Why would the mana's interaction with my body's Concept cause a loss? Why would this loss even exist as a trickle-down change? Unless, Amy considered, eyes going wide in almost immediate realisation.

"He said 'I took in so much'," Amy whispered, quiet as a mouse. "Why would that matter? Felin said my body had fully adapted to all its changes. Why then would I be not allowed to use mana? Why would the amount of mana I take in be a cause for concern? Why would ancient Mages go insane for enhancing their body first before their mind? Why did Felin say that my idea of Mage Tiers as an 'adaptation' was along the lines of, but not, the truth? Why would mana interacting with your self as a Concept cause a change in reality?"

Shaking slightly, Amy raised her head from where she was staring into her notebook intensely to look at Felin, floating in the doorway, his eyes squinted, unsure.

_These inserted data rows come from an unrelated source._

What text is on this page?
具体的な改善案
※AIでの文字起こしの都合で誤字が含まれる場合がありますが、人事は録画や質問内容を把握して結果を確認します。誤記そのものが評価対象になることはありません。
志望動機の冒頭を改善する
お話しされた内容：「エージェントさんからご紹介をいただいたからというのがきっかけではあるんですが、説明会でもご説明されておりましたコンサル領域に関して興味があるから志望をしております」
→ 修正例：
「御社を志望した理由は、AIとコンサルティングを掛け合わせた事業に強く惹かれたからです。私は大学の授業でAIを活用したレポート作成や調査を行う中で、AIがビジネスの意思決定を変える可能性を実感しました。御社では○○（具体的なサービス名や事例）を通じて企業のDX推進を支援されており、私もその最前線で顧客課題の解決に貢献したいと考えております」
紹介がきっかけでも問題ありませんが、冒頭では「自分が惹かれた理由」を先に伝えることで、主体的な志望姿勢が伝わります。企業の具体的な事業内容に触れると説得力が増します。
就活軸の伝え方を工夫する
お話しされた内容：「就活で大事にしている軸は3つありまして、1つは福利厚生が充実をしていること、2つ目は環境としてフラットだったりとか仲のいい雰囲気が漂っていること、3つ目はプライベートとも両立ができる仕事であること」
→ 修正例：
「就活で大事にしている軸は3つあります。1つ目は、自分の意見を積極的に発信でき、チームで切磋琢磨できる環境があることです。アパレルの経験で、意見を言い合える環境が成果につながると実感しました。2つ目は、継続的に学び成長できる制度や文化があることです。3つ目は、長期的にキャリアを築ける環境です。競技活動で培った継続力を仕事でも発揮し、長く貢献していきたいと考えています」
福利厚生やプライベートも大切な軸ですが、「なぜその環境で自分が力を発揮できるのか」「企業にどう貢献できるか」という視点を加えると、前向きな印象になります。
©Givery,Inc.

"Why would all of this happen? Mana can't affect reality without mana itself, or a Spell," Amy reiterated, alarmed. "To bring forth reality from possibility. That's what I was first taught mana to be. Nothing has ever told me otherwise. Mage Tiers are indeed an adaptation. Not to the deadliness of magic, however.

"Mage Tiers are an adaptation to possibility. To become more than your reality. To manifest more possibilities. And the only way someone could do that is if...

"Felin? Why am I turning into mana?"

"Ah," Felin blurted, seeming guilty. "Well, you found out quicker than I expected."